Individual Work Blog
Date: April 5, 2009
To: Professor Tirrell
From: Zebulon Rouse, Group 7
Subject: Individual Activity Report 1
This report is the summary of the progress toward the White Paper project, starting from the initial date (March 30) to today (April 5).
Throughout this week, I have sent out an email initiating the communication process among the group. From that point we had submitted topics which we were interested in.
After the topic was voted on (Smart Phones) we all split up the work into individual portions. The portions were elected on who was available to write this week.
My part this week was writing the group activity report. Following the completion of the report, I posted it on an account on Microsoft live, which Emil had set up earlier this week. After posting the report the rest of the group made their revisions and responded via email to tell me that it met their standards. Then I posted it on the course webpage.
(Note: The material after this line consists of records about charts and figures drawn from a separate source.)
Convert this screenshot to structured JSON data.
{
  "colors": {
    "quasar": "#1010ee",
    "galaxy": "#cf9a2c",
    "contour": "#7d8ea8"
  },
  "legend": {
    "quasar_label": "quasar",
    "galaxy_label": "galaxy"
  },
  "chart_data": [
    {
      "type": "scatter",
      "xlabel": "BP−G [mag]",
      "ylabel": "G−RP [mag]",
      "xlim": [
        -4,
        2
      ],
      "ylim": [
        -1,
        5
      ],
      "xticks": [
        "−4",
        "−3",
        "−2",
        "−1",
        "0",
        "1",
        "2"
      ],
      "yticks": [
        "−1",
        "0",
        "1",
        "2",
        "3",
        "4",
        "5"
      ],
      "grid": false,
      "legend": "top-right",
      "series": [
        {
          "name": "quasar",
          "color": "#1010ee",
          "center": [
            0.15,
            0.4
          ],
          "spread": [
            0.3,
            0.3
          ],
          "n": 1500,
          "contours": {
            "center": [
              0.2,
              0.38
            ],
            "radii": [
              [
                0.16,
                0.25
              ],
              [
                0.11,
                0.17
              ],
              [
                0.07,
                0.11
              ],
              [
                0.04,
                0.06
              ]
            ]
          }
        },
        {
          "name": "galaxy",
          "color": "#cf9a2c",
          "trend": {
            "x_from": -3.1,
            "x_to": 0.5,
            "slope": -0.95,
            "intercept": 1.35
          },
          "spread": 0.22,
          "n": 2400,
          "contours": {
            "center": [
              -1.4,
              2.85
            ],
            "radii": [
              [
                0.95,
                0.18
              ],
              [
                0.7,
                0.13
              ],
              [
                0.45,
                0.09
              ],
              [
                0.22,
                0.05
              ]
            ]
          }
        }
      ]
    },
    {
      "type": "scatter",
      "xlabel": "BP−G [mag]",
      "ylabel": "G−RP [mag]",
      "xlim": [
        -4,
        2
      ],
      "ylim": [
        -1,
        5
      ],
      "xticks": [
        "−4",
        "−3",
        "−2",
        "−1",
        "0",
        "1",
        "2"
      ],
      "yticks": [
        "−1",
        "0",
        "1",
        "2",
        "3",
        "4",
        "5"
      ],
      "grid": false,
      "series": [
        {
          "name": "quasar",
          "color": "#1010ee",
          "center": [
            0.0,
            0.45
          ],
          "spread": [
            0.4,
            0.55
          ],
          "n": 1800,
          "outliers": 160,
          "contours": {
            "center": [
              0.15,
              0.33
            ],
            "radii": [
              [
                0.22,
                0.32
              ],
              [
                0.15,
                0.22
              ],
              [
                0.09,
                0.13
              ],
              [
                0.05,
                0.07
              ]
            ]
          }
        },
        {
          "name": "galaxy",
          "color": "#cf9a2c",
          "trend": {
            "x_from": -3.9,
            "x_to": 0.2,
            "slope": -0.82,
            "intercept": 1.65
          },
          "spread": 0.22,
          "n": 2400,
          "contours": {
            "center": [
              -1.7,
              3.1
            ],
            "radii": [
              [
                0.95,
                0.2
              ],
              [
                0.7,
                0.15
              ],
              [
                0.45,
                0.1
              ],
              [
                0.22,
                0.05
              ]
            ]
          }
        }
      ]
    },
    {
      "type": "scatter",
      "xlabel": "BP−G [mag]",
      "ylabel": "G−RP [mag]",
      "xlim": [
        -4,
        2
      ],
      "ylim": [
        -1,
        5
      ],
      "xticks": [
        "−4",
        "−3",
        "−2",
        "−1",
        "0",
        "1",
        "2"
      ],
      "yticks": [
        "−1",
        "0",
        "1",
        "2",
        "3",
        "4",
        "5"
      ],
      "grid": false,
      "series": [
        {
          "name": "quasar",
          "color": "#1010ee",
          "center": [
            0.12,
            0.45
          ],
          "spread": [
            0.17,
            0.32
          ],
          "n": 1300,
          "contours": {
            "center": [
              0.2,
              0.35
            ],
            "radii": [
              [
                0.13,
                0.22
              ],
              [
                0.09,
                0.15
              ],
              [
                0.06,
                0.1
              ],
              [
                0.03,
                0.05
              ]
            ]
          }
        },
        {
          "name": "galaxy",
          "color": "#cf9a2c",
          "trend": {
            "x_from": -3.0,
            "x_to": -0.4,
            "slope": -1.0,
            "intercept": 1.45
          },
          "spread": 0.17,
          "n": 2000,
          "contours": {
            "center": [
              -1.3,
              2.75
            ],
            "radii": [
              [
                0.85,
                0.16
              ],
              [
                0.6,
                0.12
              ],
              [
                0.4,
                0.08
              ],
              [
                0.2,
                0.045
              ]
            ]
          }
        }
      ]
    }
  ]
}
Also I had written a portion for the proposal covering part of the research. I then sent it to Joey, so he could add it in with the other written parts of the proposal.
Later that day we had confusion among who was going to turn in the Proposal so I elected myself to submit the Proposal that was stored in the common space (Microsoft Live), to meet the due date.
From this week I am going to suggest to our group that we need to communicate better amongst ourselves.
re: Week 12 - Individual Activity Report - Rouse
There are some good specifics in this, but you'll want to explicate statements such as "From that point we had submitted topics which we were interested in." What did you submit? Also, I like that you close by anticipating what you will do next week, but you should provide specifics about how you will help the group communicate. Concrete contributions should be your focus, because they reveal what you individually added to the project. This is important, because your group mates will be reviewing these blogs later as a record of your value to the group.
Also, you don't need the header. I know it's used on the example we provided, but that was an emailed memo. Here it's unnecessary.